Uprising Against Nazis and their Protectors Rocks Toledo

Revolution #019, October 23, 2005, posted at revcom.us

FLASH: On Saturday, October 15, a major uprising against Nazis and police brutality erupted in the northern Ohio city of Toledo. The rebellion is being slandered as "gang violence" on network news, but it was a just uprising against a state-supported march by Nazis through a North Toledo neighborhood.

Framed by genocidal rants against Black people by major ruling class figures like William Bennett, who posed that "if you wanted to reduce crime . . . you could abort every Black baby in this country," and the way poor and Black people in New Orleans were villified after Hurricane Katrina, a Nazi group called for a march against "black crime" in Toledo. A large contingent of police not only protected their rally, but escorted them through angry protesters to a press conference, where their racist bile was recorded and promoted by the mainstream media.

In the days before the scheduled Nazi march, Toledo’s Black mayor, Jack Ford, and several ministers encouraged people to attend an "Erase the Hate" event at a Seniors Center a good distance from the Nazi event.
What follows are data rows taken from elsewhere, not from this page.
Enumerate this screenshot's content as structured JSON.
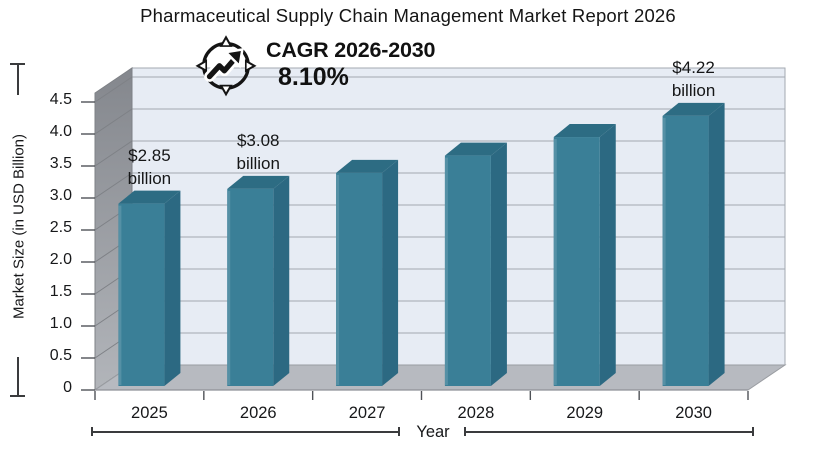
{
  "title": "Pharmaceutical Supply Chain Management Market Report 2026",
  "cagr": {
    "icon": "growth-trend-compass-icon",
    "label": "CAGR 2026-2030",
    "value": "8.10%"
  },
  "chart_data": {
    "type": "bar",
    "style": "3d-column",
    "title": "Pharmaceutical Supply Chain Management Market Report 2026",
    "categories": [
      "2025",
      "2026",
      "2027",
      "2028",
      "2029",
      "2030"
    ],
    "values": [
      2.85,
      3.08,
      3.33,
      3.6,
      3.89,
      4.22
    ],
    "bar_value_labels": [
      [
        "$2.85",
        "billion"
      ],
      [
        "$3.08",
        "billion"
      ],
      null,
      null,
      null,
      [
        "$4.22",
        "billion"
      ]
    ],
    "xlabel": "Year",
    "ylabel": "Market Size (in USD Billion)",
    "ylim": [
      0,
      4.5
    ],
    "ytick_step": 0.5,
    "ytick_labels": [
      "0",
      "0.5",
      "1.0",
      "1.5",
      "2.0",
      "2.5",
      "3.0",
      "3.5",
      "4.0",
      "4.5"
    ],
    "grid": true,
    "legend": false,
    "colors": {
      "bar_front": "#3a7f97",
      "bar_top": "#2d6c83",
      "bar_side": "#2c6982",
      "bar_edge_highlight": "#5590a5",
      "plot_bg": "#e7ecf4",
      "gridline": "#a3a9b1",
      "wall_dark": "#84878d",
      "wall_light": "#b2b5ba",
      "wall_line": "#7e8186",
      "floor": "#b7bac0",
      "tick": "#4f5257",
      "text": "#17181a"
    }
  }
}
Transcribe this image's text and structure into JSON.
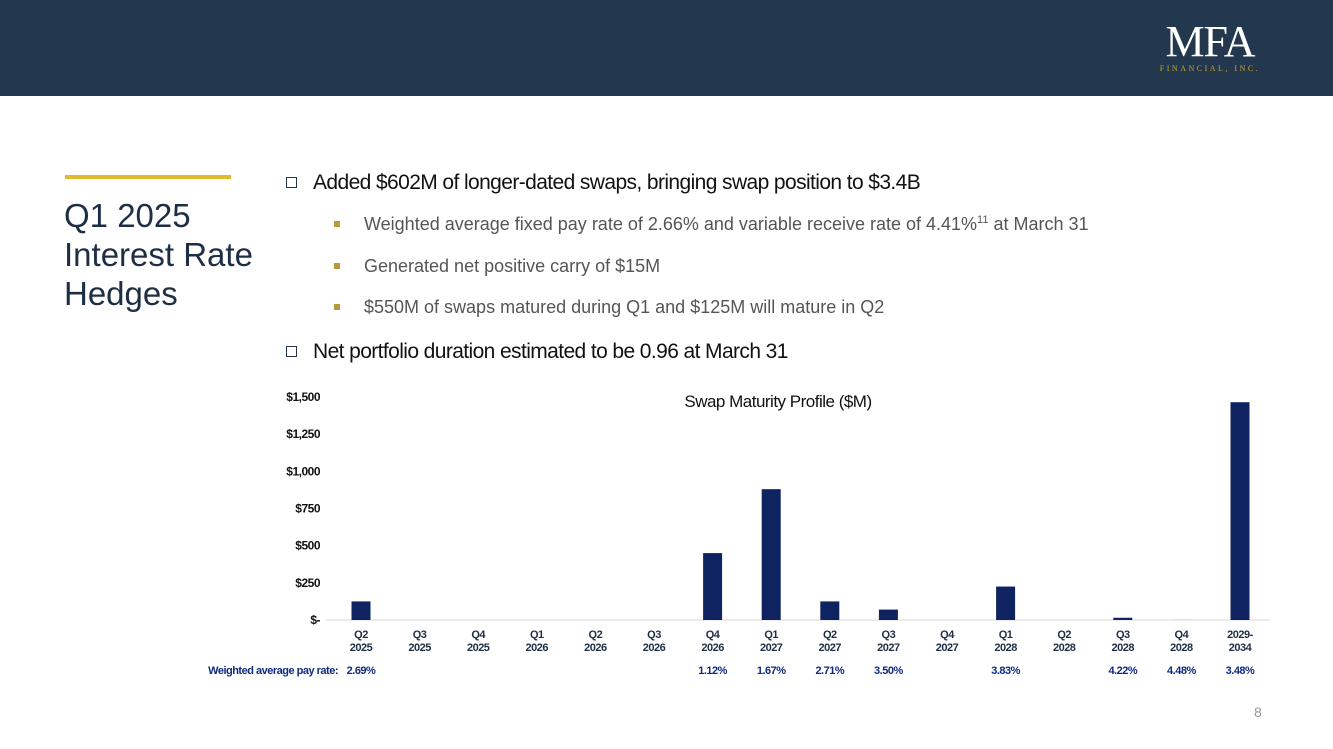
{
  "header": {
    "logo_main": "MFA",
    "logo_sub": "FINANCIAL, INC."
  },
  "title": "Q1 2025 Interest Rate Hedges",
  "title_lines": [
    "Q1 2025",
    "Interest Rate",
    "Hedges"
  ],
  "bullets": [
    {
      "text": "Added $602M of longer-dated swaps, bringing swap position to $3.4B"
    },
    {
      "sub": "Weighted average fixed pay rate of 2.66% and variable receive rate of 4.41%",
      "sup": "11",
      "tail": " at March 31"
    },
    {
      "sub": "Generated net positive carry of $15M"
    },
    {
      "sub": "$550M of swaps matured during Q1 and $125M will mature in Q2"
    },
    {
      "text": "Net portfolio duration estimated to be 0.96 at March 31"
    }
  ],
  "page_number": "8",
  "chart_data": {
    "type": "bar",
    "title": "Swap Maturity Profile ($M)",
    "categories": [
      [
        "Q2",
        "2025"
      ],
      [
        "Q3",
        "2025"
      ],
      [
        "Q4",
        "2025"
      ],
      [
        "Q1",
        "2026"
      ],
      [
        "Q2",
        "2026"
      ],
      [
        "Q3",
        "2026"
      ],
      [
        "Q4",
        "2026"
      ],
      [
        "Q1",
        "2027"
      ],
      [
        "Q2",
        "2027"
      ],
      [
        "Q3",
        "2027"
      ],
      [
        "Q4",
        "2027"
      ],
      [
        "Q1",
        "2028"
      ],
      [
        "Q2",
        "2028"
      ],
      [
        "Q3",
        "2028"
      ],
      [
        "Q4",
        "2028"
      ],
      [
        "2029-",
        "2034"
      ]
    ],
    "values": [
      125,
      0,
      0,
      0,
      0,
      0,
      450,
      880,
      125,
      70,
      0,
      225,
      0,
      15,
      5,
      1465
    ],
    "ylim": [
      0,
      1500
    ],
    "yticks": [
      0,
      250,
      500,
      750,
      1000,
      1250,
      1500
    ],
    "ytick_labels": [
      "$-",
      "$250",
      "$500",
      "$750",
      "$1,000",
      "$1,250",
      "$1,500"
    ],
    "rate_label": "Weighted average pay rate:",
    "rates": [
      "2.69%",
      "",
      "",
      "",
      "",
      "",
      "1.12%",
      "1.67%",
      "2.71%",
      "3.50%",
      "",
      "3.83%",
      "",
      "4.22%",
      "4.48%",
      "3.48%"
    ],
    "bar_color": "#0f2360",
    "grid": false
  }
}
The Toledo Blade--concentrating the logic of accomodating oneself to the most overt fascist outrage--editorialized that if people ignored the rally, "maybe that would be the equivalent of a tree falling in the forest with nobody around to hear it." Instead of heeding that advice, several hundred protesters confronted the Nazis chanting "Hey hey! Ho ho! This Nazi hate has got to go!" Signs in the crowd read "Black and White Unite," and "No Racists in Toledo." Police on horseback attacked the anti-Nazi protesters, while the Toledo Blade reported that one woman demanded, "Which side are you on? I don’t see you pushing any Nazis back!"
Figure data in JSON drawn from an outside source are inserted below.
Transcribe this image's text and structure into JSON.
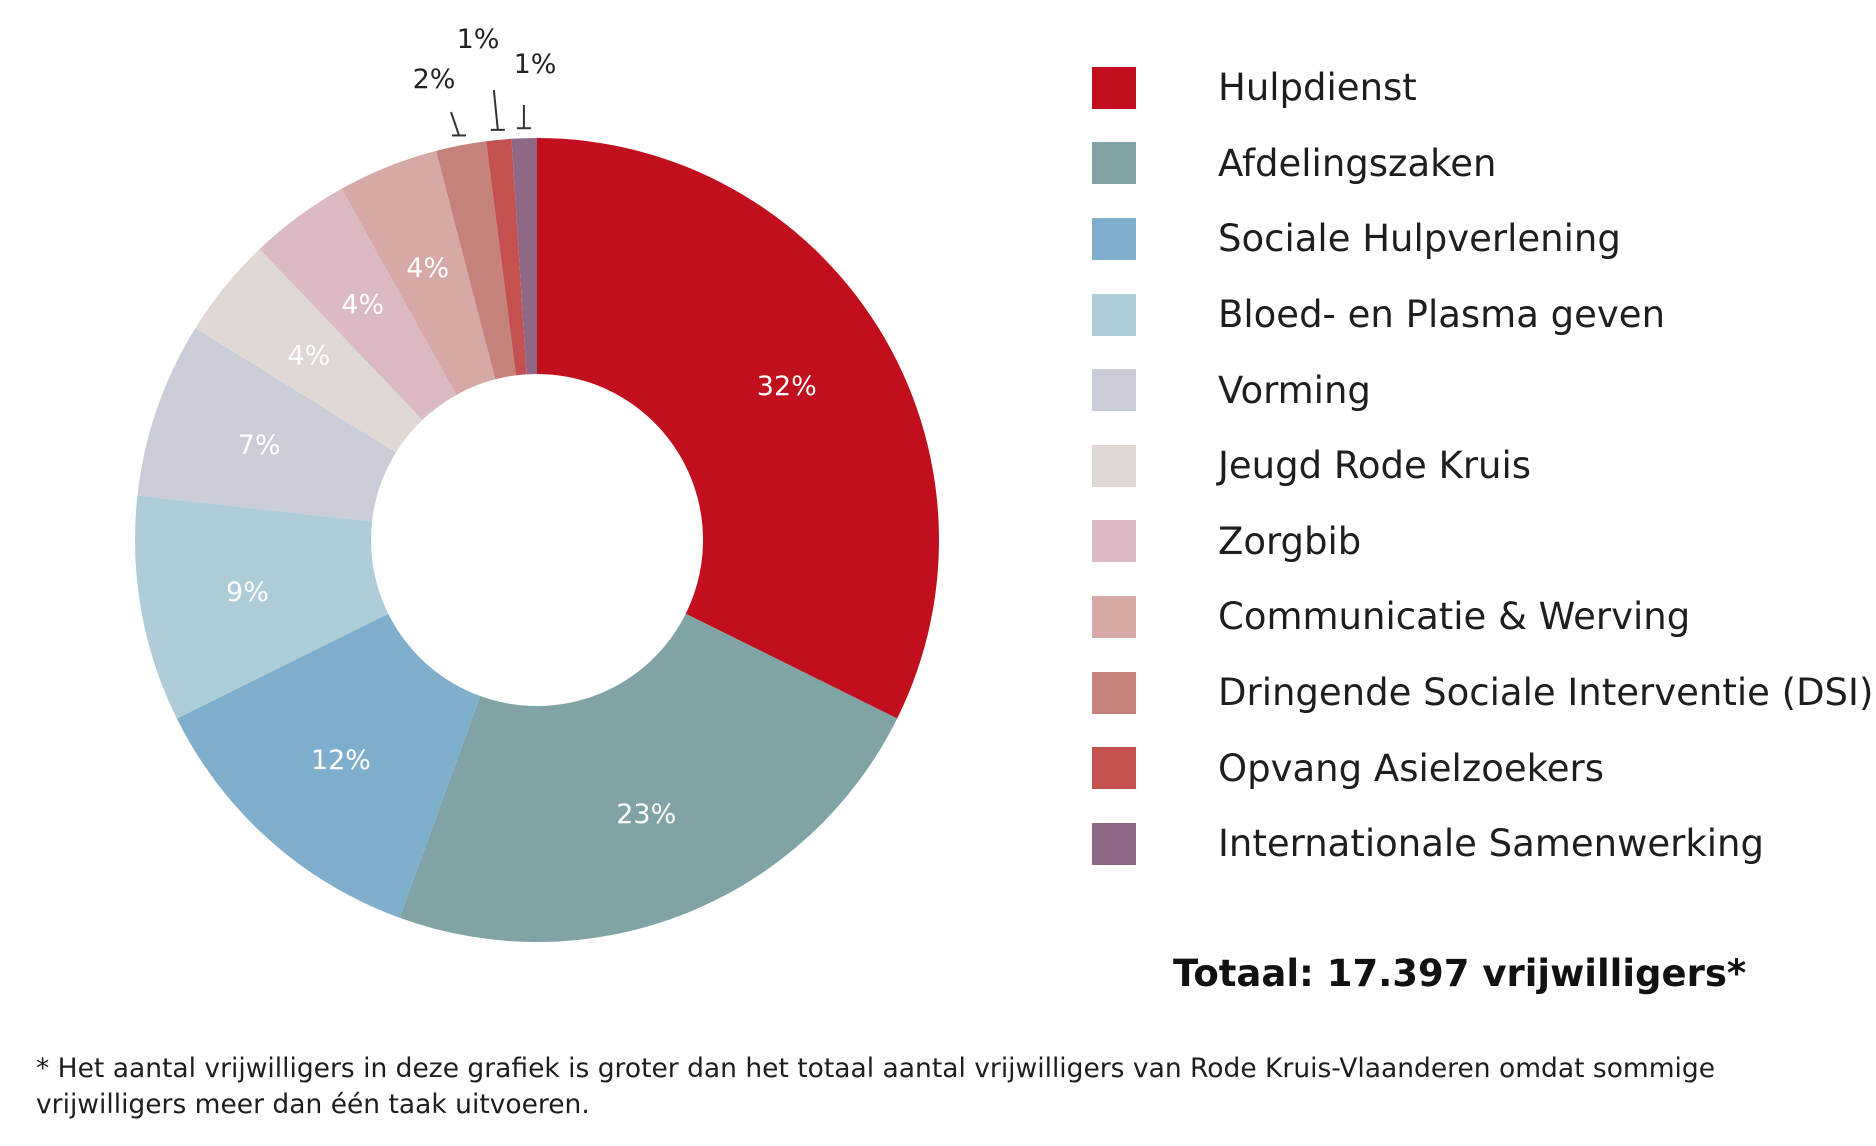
{
  "chart_data": {
    "type": "pie",
    "style": "donut",
    "start": "top, clockwise",
    "slices": [
      {
        "name": "Hulpdienst",
        "value": 32,
        "label": "32%",
        "color": "#c10f1d",
        "label_position": "inside"
      },
      {
        "name": "Afdelingszaken",
        "value": 23,
        "label": "23%",
        "color": "#80a3a6",
        "label_position": "inside"
      },
      {
        "name": "Sociale Hulpverlening",
        "value": 12,
        "label": "12%",
        "color": "#80afcd",
        "label_position": "inside"
      },
      {
        "name": "Bloed- en Plasma geven",
        "value": 9,
        "label": "9%",
        "color": "#adcdd9",
        "label_position": "inside"
      },
      {
        "name": "Vorming",
        "value": 7,
        "label": "7%",
        "color": "#cacdd8",
        "label_position": "inside"
      },
      {
        "name": "Jeugd Rode Kruis",
        "value": 4,
        "label": "4%",
        "color": "#e0d8d5",
        "label_position": "inside"
      },
      {
        "name": "Zorgbib",
        "value": 4,
        "label": "4%",
        "color": "#dbbac4",
        "label_position": "inside"
      },
      {
        "name": "Communicatie & Werving",
        "value": 4,
        "label": "4%",
        "color": "#d6a9a7",
        "label_position": "inside"
      },
      {
        "name": "Dringende Sociale Interventie (DSI)",
        "value": 2,
        "label": "2%",
        "color": "#c6817b",
        "label_position": "outside"
      },
      {
        "name": "Opvang Asielzoekers",
        "value": 1,
        "label": "1%",
        "color": "#c4514f",
        "label_position": "outside"
      },
      {
        "name": "Internationale Samenwerking",
        "value": 1,
        "label": "1%",
        "color": "#8f6886",
        "label_position": "outside"
      }
    ],
    "legend_position": "right"
  },
  "total": "Totaal: 17.397 vrijwilligers*",
  "footnote": "* Het aantal vrijwilligers in deze grafiek is groter dan het totaal aantal vrijwilligers van Rode Kruis-Vlaanderen omdat sommige vrijwilligers meer dan één taak uitvoeren."
}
Within an hour, the Nazis had fled the scene. Crowds of angry people, who had gathered along the announced route of the Nazi march, clashed with police. From news reports, the uprising mainly targetted those who protected and promoted the Nazis -- police vehicles and a news van were pelted with rocks. When the mayor went into the neighborhood to try to chill things out, angry residents demanded, "Why were [the Nazis] allowed to be here? That’s what I want to know!"

As clashes erupted between police and the crowd, police attacked with teargas, some of which was thrown back at them. Reportedly over 100 people were arrested, many of them youth. As we go to press, a curfew remains in effect in Toledo.